UNIVERSITY PARK, Pa. — Felecia Davis, Penn State associate professor of architecture in the College of Arts and Architecture’s Stuckeman School, is contributing to a mobile art installation that helps memorialize the liberators of Black America as part of her involvement as a co-founding member of the Black Reconstruction Collective (BRC).
Titled “Unmonument,” the installation consists of a matte-black, steel industrial lift and made its New York debut on Aug. 8 at the Weeksville Heritage Center in Brooklyn. It will make its way to Syracuse, New York in October and to Bellefonte, Pennsylvania, in December before moving on to Los Angeles and Atlanta in 2025.
Along with Davis, fellow BRC cofounders Olalekan Jeyifous, Amanda Williams, Mitch McEwen, Sekou Cooke, J. Yolande Daniels and Emanuel Admassu are participants in the traveling installation that seeks not only to memorialize trailblazers in Black history — such as Harriet Tubman, Nat Turner and Toussaint Louverture — but also to challenge preconceived ideas about what monuments should look like.
The BRC focused on using the basic industrial lift for its “inherently and intentionally unspectacular structure” and because it’s “flexible, unprecious and moveable.” The group called it an infrastructure for “recognizing the community that surrounds it, a beacon to celebrate, to gather and to come together.”
The multi-site approach taken by the BRC takes inspiration from the Surrealist "exquisite corpse" game that was popular in the 1920s in which each participant would take a turn writing or drawing on a sheet of paper, folding it to conceal his or her contribution and then passing it to the next player for a further contribution.
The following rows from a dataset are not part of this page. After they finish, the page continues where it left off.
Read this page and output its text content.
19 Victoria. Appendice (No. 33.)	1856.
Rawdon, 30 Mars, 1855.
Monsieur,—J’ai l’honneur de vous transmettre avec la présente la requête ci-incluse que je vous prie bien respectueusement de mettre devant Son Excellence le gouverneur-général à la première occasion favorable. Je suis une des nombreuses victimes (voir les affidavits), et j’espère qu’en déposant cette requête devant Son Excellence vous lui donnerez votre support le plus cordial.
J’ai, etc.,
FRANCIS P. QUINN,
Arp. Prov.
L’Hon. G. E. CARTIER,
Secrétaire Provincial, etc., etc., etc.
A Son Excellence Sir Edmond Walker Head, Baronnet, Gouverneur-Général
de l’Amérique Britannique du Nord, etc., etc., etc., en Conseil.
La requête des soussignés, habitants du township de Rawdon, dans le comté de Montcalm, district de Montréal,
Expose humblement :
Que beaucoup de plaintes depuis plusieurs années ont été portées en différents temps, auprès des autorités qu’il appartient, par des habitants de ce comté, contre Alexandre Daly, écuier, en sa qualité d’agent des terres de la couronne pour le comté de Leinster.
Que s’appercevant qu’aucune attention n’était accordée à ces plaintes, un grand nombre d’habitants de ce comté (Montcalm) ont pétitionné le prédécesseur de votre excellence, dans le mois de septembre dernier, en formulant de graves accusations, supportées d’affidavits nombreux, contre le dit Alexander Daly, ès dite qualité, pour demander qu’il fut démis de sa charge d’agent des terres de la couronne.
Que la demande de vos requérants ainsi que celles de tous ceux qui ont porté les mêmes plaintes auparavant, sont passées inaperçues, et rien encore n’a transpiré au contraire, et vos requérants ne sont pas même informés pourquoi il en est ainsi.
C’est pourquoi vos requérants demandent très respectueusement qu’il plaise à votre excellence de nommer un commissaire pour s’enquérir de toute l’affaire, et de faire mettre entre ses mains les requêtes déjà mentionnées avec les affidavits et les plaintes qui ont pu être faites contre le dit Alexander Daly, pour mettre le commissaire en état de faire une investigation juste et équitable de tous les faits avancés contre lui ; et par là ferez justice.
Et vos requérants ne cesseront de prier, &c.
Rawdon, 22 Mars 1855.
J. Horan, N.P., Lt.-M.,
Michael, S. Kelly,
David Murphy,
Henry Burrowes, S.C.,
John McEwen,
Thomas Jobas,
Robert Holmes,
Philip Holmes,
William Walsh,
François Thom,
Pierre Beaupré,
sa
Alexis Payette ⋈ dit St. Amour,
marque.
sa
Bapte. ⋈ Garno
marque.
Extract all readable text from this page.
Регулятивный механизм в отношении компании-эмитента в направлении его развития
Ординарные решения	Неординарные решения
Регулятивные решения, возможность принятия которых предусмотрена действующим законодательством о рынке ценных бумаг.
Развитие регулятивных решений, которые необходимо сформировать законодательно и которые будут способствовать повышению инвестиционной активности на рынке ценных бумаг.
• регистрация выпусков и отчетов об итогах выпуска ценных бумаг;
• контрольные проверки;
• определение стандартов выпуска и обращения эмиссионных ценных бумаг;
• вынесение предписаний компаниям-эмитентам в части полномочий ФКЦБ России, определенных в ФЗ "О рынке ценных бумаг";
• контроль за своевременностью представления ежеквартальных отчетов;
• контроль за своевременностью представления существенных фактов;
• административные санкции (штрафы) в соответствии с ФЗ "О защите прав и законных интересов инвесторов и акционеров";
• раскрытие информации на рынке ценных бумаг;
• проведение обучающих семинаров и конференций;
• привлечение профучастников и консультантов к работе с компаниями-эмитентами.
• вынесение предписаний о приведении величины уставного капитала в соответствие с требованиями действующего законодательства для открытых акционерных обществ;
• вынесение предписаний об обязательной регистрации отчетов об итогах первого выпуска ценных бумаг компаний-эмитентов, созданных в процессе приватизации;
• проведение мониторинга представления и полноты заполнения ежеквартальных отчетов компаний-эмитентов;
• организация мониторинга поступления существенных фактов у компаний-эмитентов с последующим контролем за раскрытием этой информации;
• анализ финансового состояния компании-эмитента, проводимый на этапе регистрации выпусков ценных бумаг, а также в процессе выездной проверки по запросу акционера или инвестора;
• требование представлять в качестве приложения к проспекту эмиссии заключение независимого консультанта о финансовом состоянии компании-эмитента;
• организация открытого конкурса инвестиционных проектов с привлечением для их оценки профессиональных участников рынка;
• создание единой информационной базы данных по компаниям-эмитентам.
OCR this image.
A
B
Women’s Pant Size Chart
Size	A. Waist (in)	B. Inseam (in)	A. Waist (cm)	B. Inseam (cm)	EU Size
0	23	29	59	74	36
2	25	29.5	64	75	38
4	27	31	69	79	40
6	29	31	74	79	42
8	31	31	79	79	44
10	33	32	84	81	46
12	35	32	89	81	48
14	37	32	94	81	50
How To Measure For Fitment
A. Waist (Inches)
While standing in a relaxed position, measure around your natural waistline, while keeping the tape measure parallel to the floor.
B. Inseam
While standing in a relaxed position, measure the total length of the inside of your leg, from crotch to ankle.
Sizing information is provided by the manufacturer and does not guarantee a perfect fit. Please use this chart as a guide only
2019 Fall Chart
As such, "Unmonument" will be modified at each installation site it touches by engaging visitors in a “call and response” exercise.
“By adapting a refurbished maintenance lift as a mobile site of intervention and then sequentially passing it from one Black artist to another — location to location — the industrial object is transformed into a powerful yet accessible symbol of resilience and ingenuity,” said Jeyifous, who organized the installation in Brooklyn.